The court then referred to ALI Principles Section 3.07(c), which “sets up an order of preference:  when feasible, the recipients should be those ‘whose interests reasonably approximate those being pursued by the class.'”  “If no recipients ‘whose interests reasonably approximate those being pursued by the class can be identified after thorough investigation and analysis, a court may approve a recipient that does not reasonably approximate the interests being pursued by the class.'”

The First Circuit adopted the “reasonable approximation” test, and set forth the following non-exclusive factors to guide its application:

  • The purposes of the underlying statutes claimed to have been violated;
  • The nature of the injury to the class members;
  • The characteristics and interests of the class members;
  • The geographical scope of the class;
  • The reasons why the settlement funds have gone unclaimed; and
  • The closeness of the fit between the class and the cy pres recipient.

The court also made it clear that “[f]ailure to meet the reasonable approximation test can lead to reversal,” and that “the mere fact that a recipient is a charitable or public interest organization does not itself justify its receipt of a cy pres award.”

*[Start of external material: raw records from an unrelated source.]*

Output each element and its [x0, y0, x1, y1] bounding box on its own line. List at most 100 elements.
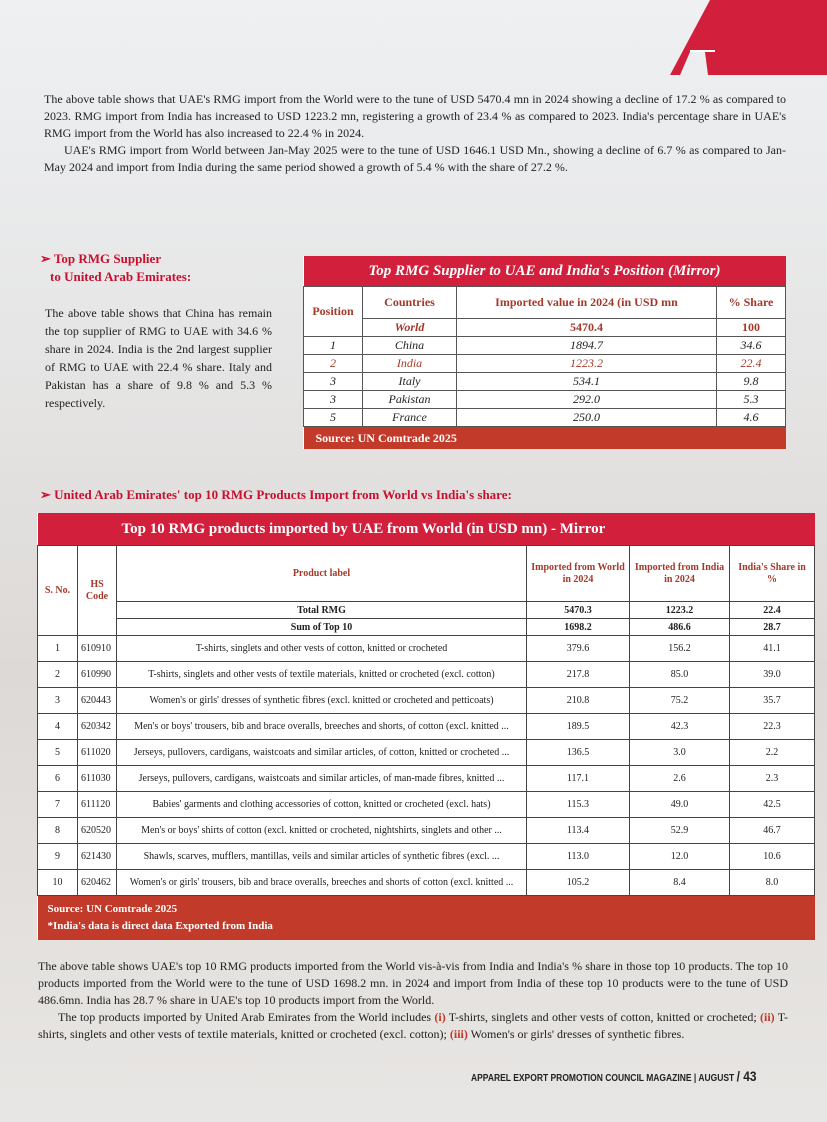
product-hs-cell: 611030 [77, 765, 117, 792]
supplier-value-cell: 534.1 [456, 372, 717, 391]
product-row: 1 610910 T-shirts, singlets and other vest… [37, 635, 815, 662]
product-india-cell: 85.0 [629, 661, 730, 688]
product-sno-cell: 6 [37, 765, 78, 792]
total-world: 5470.3 [526, 601, 630, 619]
world-label: World [362, 318, 457, 337]
supplier-share-cell: 4.6 [716, 408, 786, 427]
col-position: Position [303, 286, 363, 337]
product-world-cell: 113.4 [526, 817, 630, 844]
products-table: Top 10 RMG products imported by UAE from… [37, 513, 815, 940]
product-world-cell: 379.6 [526, 635, 630, 662]
product-india-cell: 75.2 [629, 687, 730, 714]
footer-page-number: / 43 [736, 1068, 757, 1084]
products-heading: ➢ United Arab Emirates' top 10 RMG Produ… [40, 486, 512, 504]
supplier-value-cell: 1894.7 [456, 336, 717, 355]
sum-india: 486.6 [629, 618, 730, 636]
product-world-cell: 189.5 [526, 713, 630, 740]
footer-month: AUGUST [698, 1073, 735, 1084]
product-share-cell: 22.3 [729, 713, 815, 740]
closing-text-d: Women's or girls' dresses of synthetic f… [467, 1027, 685, 1041]
supplier-country-cell: Italy [362, 372, 457, 391]
supplier-value-cell: 250.0 [456, 408, 717, 427]
product-row: 2 610990 T-shirts, singlets and other vest… [37, 661, 815, 688]
sum-label: Sum of Top 10 [116, 618, 527, 636]
supplier-table-title: Top RMG Supplier to UAE and India's Posi… [303, 256, 786, 287]
col-world: Imported from World in 2024 [526, 545, 630, 602]
product-world-cell: 105.2 [526, 869, 630, 896]
product-hs-cell: 620443 [77, 687, 117, 714]
intro-paragraph-1: The above table shows that UAE's RMG imp… [44, 92, 786, 140]
col-india: Imported from India in 2024 [629, 545, 730, 602]
product-hs-cell: 610910 [77, 635, 117, 662]
marker-iii: (iii) [449, 1027, 468, 1041]
total-rmg-row: Total RMG 5470.3 1223.2 22.4 [38, 601, 815, 619]
product-share-cell: 35.7 [729, 687, 815, 714]
supplier-share-cell: 9.8 [716, 372, 786, 391]
closing-text-a: The top products imported by United Arab… [58, 1010, 435, 1024]
product-label-cell: Men's or boys' shirts of cotton (excl. k… [116, 817, 527, 844]
supplier-value-cell: 292.0 [456, 390, 717, 409]
product-india-cell: 8.4 [629, 869, 730, 896]
total-india: 1223.2 [629, 601, 730, 619]
col-countries: Countries [362, 286, 457, 319]
product-row: 6 611030 Jerseys, pullovers, cardigans, wa… [37, 765, 815, 792]
product-row: 7 611120 Babies' garments and clothing acc… [37, 791, 815, 818]
closing-text: The above table shows UAE's top 10 RMG p… [38, 958, 788, 1043]
supplier-section: ➢ Top RMG Supplier to United Arab Emirat… [40, 250, 272, 412]
supplier-country-cell: China [362, 336, 457, 355]
world-value: 5470.4 [456, 318, 717, 337]
product-share-cell: 46.7 [729, 817, 815, 844]
product-share-cell: 41.1 [729, 635, 815, 662]
product-world-cell: 136.5 [526, 739, 630, 766]
product-share-cell: 10.6 [729, 843, 815, 870]
sum-world: 1698.2 [526, 618, 630, 636]
magazine-logo [670, 0, 827, 75]
product-label-cell: Men's or boys' trousers, bib and brace o… [116, 713, 527, 740]
total-label: Total RMG [116, 601, 527, 619]
supplier-position-cell: 2 [303, 354, 363, 373]
product-india-cell: 52.9 [629, 817, 730, 844]
product-india-cell: 42.3 [629, 713, 730, 740]
product-sno-cell: 8 [37, 817, 78, 844]
product-sno-cell: 5 [37, 739, 78, 766]
products-table-footer: Source: UN Comtrade 2025 *India's data i… [37, 895, 815, 940]
product-label-cell: Jerseys, pullovers, cardigans, waistcoat… [116, 739, 527, 766]
product-hs-cell: 621430 [77, 843, 117, 870]
product-label-cell: T-shirts, singlets and other vests of te… [116, 661, 527, 688]
product-row: 8 620520 Men's or boys' shirts of cotton (… [37, 817, 815, 844]
supplier-share-cell: 5.3 [716, 390, 786, 409]
product-hs-cell: 610990 [77, 661, 117, 688]
product-label-cell: T-shirts, singlets and other vests of co… [116, 635, 527, 662]
supplier-value-cell: 1223.2 [456, 354, 717, 373]
supplier-row: 2 India 1223.2 22.4 [303, 354, 786, 373]
col-product-label: Product label [116, 545, 527, 602]
col-hs-code: HS Code [77, 545, 117, 636]
sum-top10-row: Sum of Top 10 1698.2 486.6 28.7 [38, 618, 815, 636]
supplier-row: 3 Pakistan 292.0 5.3 [303, 390, 786, 409]
sum-share: 28.7 [729, 618, 815, 636]
product-share-cell: 2.3 [729, 765, 815, 792]
supplier-country-cell: India [362, 354, 457, 373]
product-india-cell: 2.6 [629, 765, 730, 792]
product-share-cell: 8.0 [729, 869, 815, 896]
col-imported-value: Imported value in 2024 (in USD mn [456, 286, 717, 319]
products-table-source: Source: UN Comtrade 2025 [47, 903, 178, 915]
supplier-row: 1 China 1894.7 34.6 [303, 336, 786, 355]
product-world-cell: 217.8 [526, 661, 630, 688]
products-table-note: *India's data is direct data Exported fr… [47, 920, 273, 932]
product-label-cell: Jerseys, pullovers, cardigans, waistcoat… [116, 765, 527, 792]
supplier-position-cell: 1 [303, 336, 363, 355]
product-hs-cell: 620520 [77, 817, 117, 844]
supplier-table-source: Source: UN Comtrade 2025 [303, 426, 786, 449]
col-india-share: India's Share in % [729, 545, 815, 602]
marker-ii: (ii) [760, 1010, 775, 1024]
products-heading-text: United Arab Emirates' top 10 RMG Product… [54, 487, 512, 502]
product-hs-cell: 620462 [77, 869, 117, 896]
closing-paragraph-2: The top products imported by United Arab… [38, 1009, 788, 1043]
product-label-cell: Women's or girls' trousers, bib and brac… [116, 869, 527, 896]
footer-magazine: APPAREL EXPORT PROMOTION COUNCIL MAGAZIN… [471, 1073, 697, 1084]
product-sno-cell: 7 [37, 791, 78, 818]
supplier-position-cell: 5 [303, 408, 363, 427]
product-india-cell: 3.0 [629, 739, 730, 766]
col-sno: S. No. [37, 545, 78, 636]
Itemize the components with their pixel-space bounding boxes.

Applying these principles to the Lupron settlement, the court upheld the district court’s cy pres award.  The court rejected the objectors’ argument that claimants should receive an award of treble damages from the residual funds, noting that the claimants received more than their actual losses and that the research funded by the cy pres award could benefit absent class members who did not submit claims. The court also reasoned that allowing residual funds to be distributed to claimants who have already recovered their losses would result in a windfall to the claimants that could create improper incentives for plaintiffs to file suits in which they expect large numbers of absent class members not to file claims, and to keep information from absent class members.

Finally, the court expressed the view that district court judges should not be given discretion by the settling parties to decide how cy pres funds should be distributed.  Rather, the parties should choose the cy pres recipients as part of their settlement agreement, which the district courts can then test against the principles identified in the First Circuit’s decision.